Comer juntos fomenta la cohesión en la familia y es una oportunidad invaluable para compartir las experiencias del día, expresar nuestras emociones y dialogar.
Establecer horarios regulares para comer fomenta la cohesión en la familia y es una oportunidad invaluable para compartir las experiencias del día, expresar nuestras emociones y dialogar.
Se trata de reservar momentos específicos para el estudio, la tarea escolar o aprender cosas nuevas y no interferir con otros cuando están en este espacio, lo cual ayuda a generar hábitos de estudio efectivos y promueve la responsabilidad y el valor por el conocimiento.
Fijar reglas claras sobre el uso de dispositivos electrónicos nos sirve para mantener un equilibrio saludable entre la vida digital y la interacción familiar.
Limitar las pantallas y conceder zonas libres de dispositivos propicia la comunicación cara a cara, el juego y otras actividades que se suman al tiempo de calidad.
Practicar normas de cortesía y respeto mutuo aporta al incremento de habilidades sociales y emocionales en los hijos.
Decir "por favor" y "gracias", así como escuchar atentamente a los demás, impulsa la empatía, la consideración y validación de los sentimientos y las opiniones de los demás.
Asignarle tareas domésticas a cada miembro enseña cooperación y trabajo en equipo.
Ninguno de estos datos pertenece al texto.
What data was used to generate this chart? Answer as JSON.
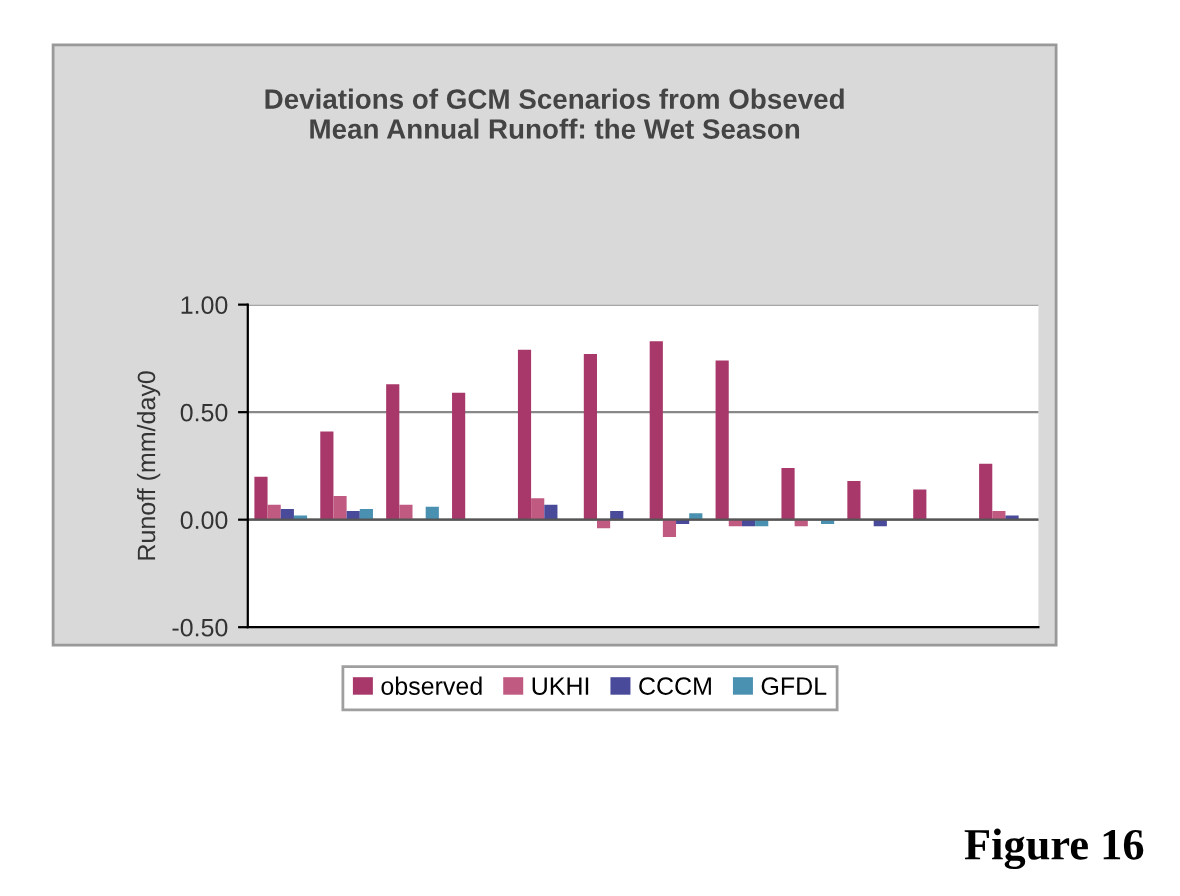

Contribuir al cuidado y mantener la vivienda nutre el sentido de pertenencia y orienta a los pequeños sobre la importancia de asumir responsabilidades.
Cumplir normas sobre el volumen de la música o la televisión facilita el goce de un ambiente tranquilo y armonioso.
Respetar los límites de ruido es indispensable para el bienestar de todos los integrantes y enseña a los niños a ser considerados con las necesidades y preferencias de los demás.
No se deben pasar los límites de la intimidad de cada miembro de la familia.
El espacio personal es un derecho y es vital para nuestra salud emocional, por lo que es imperativo proveerlo.
Es importante que tanto padres como hijos cuiden la propiedad y bienes de los demás.
Las cosas deben tomarse con permiso de sus dueños, dejarse su lugar o regresarse personalmente.
Estructurar una forma de resolver conflictos es útil para lograr la imparcialidad y poder dialogar tranquilamente, sin gritos ni ofensas.
Se pueden dar pausas para no permitir que la emoción prive a la razón y les será de mucho provecho aprender a negociar.
Todo esto ejemplifica a los chicos cómo expresar sus emociones de manera asertiva, escuchar activamente a los demás y buscar soluciones pacíficas.
Acordar un tiempo para actividades recreativas promueve la unión y el disfrute compartido.
Jueguen al aire libre, juegos de mesa, vayan al cine o visiten museos para endurecer el lazo afectivo que los une y crear recuerdos felices que perduren toda la vida.